After graduation, Julian landed a fellowship at Harvard University to study chemistry—but here, Julian ran into yet another obstacle. Harvard thought that white students would resent being taught by Julian, an African-American man, so they withdrew his teaching assistantship. Julian instead decided to complete his PhD at the University of Vienna in Austria. When he did, he became one of the first African Americans to ever receive a PhD in chemistry.
Julian received offers for professorships, fellowships, and jobs throughout the 1930s, due to his impressive qualifications—but these offers were almost always revoked when schools or potential employers found out Julian was black. In one instance, Julian was offered a job at the Institute of Paper Chemistory in Appleton, Wisconsin—but Appleton, like many cities in the United States at the time, was known as a “sundown town,” which meant that black people weren’t allowed to be there after dark. As a result, Julian lost the job.
During this time, Julian became an expert at synthesis, which is the process of turning one substance into another through a series of planned chemical reactions. Julian synthesized a plant compound called physostigmine, which would later become a treatment for an eye disease called glaucoma.

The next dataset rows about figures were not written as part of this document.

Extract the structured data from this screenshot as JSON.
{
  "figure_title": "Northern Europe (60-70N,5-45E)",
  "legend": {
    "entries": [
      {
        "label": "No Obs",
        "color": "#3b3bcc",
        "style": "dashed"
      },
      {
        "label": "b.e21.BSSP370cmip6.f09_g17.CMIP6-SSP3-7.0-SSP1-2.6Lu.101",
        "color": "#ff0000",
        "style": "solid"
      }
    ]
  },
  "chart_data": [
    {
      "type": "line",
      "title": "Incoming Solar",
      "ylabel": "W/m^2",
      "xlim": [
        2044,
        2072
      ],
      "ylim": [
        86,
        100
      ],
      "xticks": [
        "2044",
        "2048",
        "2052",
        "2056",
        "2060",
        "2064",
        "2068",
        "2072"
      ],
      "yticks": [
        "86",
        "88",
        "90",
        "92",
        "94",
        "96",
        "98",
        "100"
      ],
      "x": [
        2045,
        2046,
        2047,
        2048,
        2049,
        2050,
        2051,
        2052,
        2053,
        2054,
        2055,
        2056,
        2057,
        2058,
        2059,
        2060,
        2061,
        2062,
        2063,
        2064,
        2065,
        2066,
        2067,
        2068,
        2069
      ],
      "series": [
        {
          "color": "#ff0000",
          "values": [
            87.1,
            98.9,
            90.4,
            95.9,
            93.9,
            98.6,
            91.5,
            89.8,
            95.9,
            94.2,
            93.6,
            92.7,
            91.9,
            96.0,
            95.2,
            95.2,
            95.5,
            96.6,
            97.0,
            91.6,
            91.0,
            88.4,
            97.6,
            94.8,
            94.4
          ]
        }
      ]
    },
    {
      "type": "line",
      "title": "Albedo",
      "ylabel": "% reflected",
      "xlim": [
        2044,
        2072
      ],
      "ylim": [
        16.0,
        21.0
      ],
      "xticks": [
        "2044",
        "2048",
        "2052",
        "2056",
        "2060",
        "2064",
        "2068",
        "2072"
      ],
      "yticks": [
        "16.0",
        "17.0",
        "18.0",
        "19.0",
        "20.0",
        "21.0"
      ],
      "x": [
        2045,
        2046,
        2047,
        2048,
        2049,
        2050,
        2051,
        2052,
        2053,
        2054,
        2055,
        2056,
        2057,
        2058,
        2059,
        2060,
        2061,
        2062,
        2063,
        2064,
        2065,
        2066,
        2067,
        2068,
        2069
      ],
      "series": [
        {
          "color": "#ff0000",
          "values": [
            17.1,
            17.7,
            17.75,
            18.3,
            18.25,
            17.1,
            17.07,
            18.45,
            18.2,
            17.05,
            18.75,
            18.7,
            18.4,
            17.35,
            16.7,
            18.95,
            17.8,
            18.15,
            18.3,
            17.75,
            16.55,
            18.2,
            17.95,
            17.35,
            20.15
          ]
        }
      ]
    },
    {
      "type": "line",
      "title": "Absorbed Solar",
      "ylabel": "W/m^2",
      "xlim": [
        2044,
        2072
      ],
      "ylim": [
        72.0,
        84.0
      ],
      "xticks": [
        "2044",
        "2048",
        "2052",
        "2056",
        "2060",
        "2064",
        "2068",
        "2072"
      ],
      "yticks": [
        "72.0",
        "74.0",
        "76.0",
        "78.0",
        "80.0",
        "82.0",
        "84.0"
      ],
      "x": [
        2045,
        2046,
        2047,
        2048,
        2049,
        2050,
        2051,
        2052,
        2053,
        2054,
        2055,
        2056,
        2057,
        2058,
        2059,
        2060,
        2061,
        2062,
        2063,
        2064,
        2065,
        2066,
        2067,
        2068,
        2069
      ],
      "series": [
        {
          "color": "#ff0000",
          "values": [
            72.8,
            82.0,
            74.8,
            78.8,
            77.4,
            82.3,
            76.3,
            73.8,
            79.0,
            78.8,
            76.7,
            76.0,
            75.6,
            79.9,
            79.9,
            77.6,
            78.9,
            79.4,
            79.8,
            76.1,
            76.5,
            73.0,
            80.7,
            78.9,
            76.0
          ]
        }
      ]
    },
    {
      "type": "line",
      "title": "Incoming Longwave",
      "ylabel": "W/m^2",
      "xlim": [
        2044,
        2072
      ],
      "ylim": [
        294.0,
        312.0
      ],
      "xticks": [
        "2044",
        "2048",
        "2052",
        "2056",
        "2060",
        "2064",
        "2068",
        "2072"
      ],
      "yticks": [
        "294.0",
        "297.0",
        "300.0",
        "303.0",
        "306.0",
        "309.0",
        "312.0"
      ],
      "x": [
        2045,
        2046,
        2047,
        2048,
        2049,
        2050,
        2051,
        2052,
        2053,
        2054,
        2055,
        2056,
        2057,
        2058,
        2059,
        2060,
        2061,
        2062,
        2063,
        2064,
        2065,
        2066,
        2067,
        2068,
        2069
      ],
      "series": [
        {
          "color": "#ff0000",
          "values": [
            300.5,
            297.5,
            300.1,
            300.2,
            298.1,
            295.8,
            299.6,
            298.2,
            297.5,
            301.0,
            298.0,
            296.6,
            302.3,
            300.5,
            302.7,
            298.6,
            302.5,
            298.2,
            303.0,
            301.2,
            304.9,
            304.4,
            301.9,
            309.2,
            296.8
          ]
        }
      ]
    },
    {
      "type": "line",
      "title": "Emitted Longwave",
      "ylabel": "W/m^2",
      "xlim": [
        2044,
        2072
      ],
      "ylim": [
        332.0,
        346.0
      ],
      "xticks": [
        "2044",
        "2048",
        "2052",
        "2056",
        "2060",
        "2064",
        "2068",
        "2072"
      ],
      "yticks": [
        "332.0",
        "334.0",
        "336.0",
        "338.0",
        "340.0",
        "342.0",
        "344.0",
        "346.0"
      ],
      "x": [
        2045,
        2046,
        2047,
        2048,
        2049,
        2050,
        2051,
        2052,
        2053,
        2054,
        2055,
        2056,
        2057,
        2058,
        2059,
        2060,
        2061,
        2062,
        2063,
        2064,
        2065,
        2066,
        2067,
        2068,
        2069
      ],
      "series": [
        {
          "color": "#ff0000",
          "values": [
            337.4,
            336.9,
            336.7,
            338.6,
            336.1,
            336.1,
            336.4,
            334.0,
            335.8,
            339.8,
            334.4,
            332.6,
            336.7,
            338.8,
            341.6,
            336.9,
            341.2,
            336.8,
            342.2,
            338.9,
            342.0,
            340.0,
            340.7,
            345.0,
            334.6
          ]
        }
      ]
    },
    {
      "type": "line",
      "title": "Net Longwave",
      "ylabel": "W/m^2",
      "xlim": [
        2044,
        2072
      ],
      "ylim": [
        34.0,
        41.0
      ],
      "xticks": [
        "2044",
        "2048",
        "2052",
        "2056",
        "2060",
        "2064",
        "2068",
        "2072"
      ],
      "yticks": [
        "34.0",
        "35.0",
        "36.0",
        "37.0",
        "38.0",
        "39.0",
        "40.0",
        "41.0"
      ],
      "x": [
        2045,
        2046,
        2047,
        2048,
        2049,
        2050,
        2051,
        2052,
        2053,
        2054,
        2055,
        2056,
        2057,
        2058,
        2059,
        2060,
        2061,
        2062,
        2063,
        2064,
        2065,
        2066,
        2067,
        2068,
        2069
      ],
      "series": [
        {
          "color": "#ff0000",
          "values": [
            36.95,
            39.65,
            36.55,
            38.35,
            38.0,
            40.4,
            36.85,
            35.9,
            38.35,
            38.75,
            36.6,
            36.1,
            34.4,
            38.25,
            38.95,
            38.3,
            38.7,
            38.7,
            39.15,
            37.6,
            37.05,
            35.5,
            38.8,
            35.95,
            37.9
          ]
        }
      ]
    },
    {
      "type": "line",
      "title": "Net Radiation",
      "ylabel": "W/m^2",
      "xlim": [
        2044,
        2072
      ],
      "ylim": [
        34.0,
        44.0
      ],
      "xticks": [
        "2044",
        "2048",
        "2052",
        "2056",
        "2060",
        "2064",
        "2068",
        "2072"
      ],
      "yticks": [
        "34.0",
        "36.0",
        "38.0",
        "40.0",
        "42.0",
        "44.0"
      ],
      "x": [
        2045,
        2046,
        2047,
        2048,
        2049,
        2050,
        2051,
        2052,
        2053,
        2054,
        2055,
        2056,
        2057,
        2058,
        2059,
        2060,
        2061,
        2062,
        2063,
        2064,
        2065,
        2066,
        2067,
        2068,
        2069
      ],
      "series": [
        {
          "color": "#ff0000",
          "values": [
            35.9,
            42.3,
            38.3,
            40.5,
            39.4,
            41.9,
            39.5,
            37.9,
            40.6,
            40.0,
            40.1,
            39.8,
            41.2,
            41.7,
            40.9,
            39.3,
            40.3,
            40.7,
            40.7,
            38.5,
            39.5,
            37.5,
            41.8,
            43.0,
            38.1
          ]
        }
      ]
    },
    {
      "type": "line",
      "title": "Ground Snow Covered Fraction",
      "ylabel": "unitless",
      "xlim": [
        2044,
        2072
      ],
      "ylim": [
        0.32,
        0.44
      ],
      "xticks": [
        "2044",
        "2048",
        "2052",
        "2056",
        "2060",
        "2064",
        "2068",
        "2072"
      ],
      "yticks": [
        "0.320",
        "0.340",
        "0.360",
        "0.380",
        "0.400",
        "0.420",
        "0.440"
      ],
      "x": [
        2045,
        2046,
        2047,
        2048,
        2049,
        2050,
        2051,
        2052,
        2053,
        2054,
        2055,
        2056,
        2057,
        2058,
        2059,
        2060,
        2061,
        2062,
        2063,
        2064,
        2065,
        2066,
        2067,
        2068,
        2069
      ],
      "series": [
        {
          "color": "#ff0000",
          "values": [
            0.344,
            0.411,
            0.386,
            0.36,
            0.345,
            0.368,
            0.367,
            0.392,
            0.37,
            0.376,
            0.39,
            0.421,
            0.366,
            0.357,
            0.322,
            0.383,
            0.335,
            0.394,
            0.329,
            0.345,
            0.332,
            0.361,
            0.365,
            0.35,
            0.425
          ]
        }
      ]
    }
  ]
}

In 1936, Julian was finally able to land—and keep—a job at Glidden, and there he found a way to extract soybean protein. This was used to produce a fire-retardant foam used in fire extinguishers to smother oil and gasoline fires aboard ships and aircraft carriers, and it ended up saving the lives of thousands of soldiers during World War II.
At Glidden, Julian found a way to synthesize human sex hormones such as progesterone, estrogen, and testosterone, from plants. This was a hugely profitable discovery for his company—but it also meant that clinicians now had huge quantities of these hormones, making hormone therapy cheaper and easier to come by. His work also laid the foundation for the creation of hormonal birth control: Without the ability to synthesize these hormones, hormonal birth control would not exist.
Julian left Glidden in the 1950s and formed his own company, called Julian Laboratories, outside of Chicago, where he manufactured steroids and conducted his own research. The company turned profitable within a year, but even so Julian’s obstacles weren’t over. In 1950 and 1951, Julian’s home was firebombed and attacked with dynamite, with his family inside. Julian often had to sit out on the front porch of his home with a shotgun to protect his family from violence.
But despite years of racism and violence, Julian’s story has a happy ending. Julian’s family was eventually welcomed into the neighborhood and protected from future attacks (Julian’s daughter lives there to this day). Julian then became one of the country’s first black millionaires when he sold his company in the 1960s.
When Julian passed away at the age of 76, he had more than 130 chemical patents to his name and left behind a body of work that benefits people to this day.